Elon Musk is the tech billionaire that many people from Wall Street to Hollywood (e.g., Johnny Depp) love to hate. At a time when investors should be celebrating the Tesla CEO for the release of the Model Y, an electric SUV crossover, analysts are instead pouncing on Musk and TSLA shares amid renewed regulatory and key man fears, among other things.
JPMorgan strategists and analysts are targeting Musk and Tesla in recent reports considering the stock continues to trade on headwinds rather than tailwinds, suggesting there is more volatility ahead. The Tesla chief isn’t doing himself any favors by displaying what a JPMorgan report describes as “ongoing public belligerence” toward the U.S. securities watchdog, which strategists suggest could be his undoing as CEO.
JPMorgan believes they have spotted an opportunity in the implied volatility in TSLA shares tied to “upcoming legal events” surrounding an ongoing dispute with U.S. regulators.
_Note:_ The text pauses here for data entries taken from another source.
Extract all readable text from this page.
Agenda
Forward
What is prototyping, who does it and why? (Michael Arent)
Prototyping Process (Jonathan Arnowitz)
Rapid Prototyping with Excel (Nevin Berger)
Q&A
The analyst firm suggests that the options market isn’t adequately pricing in risks surrounding TSLA shares.
For instance, Musk, who boasts 25 million Twitter followers, was sued by the U.S. Securities and Exchange Commission for recklessly using his social media platform to suggest he had secured funding to take Tesla private, which ultimately cost him his Chairman title and tens of millions of dollars in fines.
Musk is also synonymous with the electric vehicle company he founded, which makes him a “key man” whose leadership of the company cannot easily be replaced. This is another fear cited by the JPMorgan strategists, who suggest that “another [regulatory] slap on the wrist (i.e. a larger fine) appears unlikely” for Musk this time around. For options investors, JPMorgan advises purchasing TSLA puts that expire next month to capitalize on what they deem to be a mispriced stock, Bloomberg cites the JPMorgan report, which states:
“The option market is embedding no volatility premium for upcoming legal events in the case of SEC v. Elon Musk. Surprising given these fears previously caused a significant decline in Tesla shares and a surge in volatility to multi-year highs.”
There is no love lost on either side of the SEC/Musk relationship, but the fact that he has managed to hold onto CEO status thus far suggests that he has made it through the woods.
Meanwhile, Tesla’s Model-Y debut turned out to be a yawner on Wall Street, failing to drum up excitement in the stock despite Musk’s prediction that it will outsell Tesla’s Model S, Model X, and Model 3 altogether. JPMorgan’s Tesla analyst is underweight TSLA shares and has a $230 price target attached. The firm’s strategist stated:
“The once impenetrable Tesla narrative appears to be eroding. Tesla remains a story of vision, steered, for better or for worse, by Elon Musk.”
TSLA shares are down by double-digits both in March and over the past 12-month period.
Musk, however, doesn’t appear the least bit worried. Perhaps it’s because Tesla is only one of several futuristic companies of which he is at the helm. He also co-founded SpaceX, which makes rockets and spacecraft and that has set its sight on populating Mars.
Most recently, the company’s Starship rocket has completed successful heatshield tests that rival the temperatures that NASA space shuttles can handle. He engaged with his Twitter followers, revealing that he is in discussions with regulators in Texas and Florida for launch.
If space doesn’t work out for Musk, there’s always bitcoin, of which he appears to be cut from a similar mold and whose community would seemingly welcome him with open arms.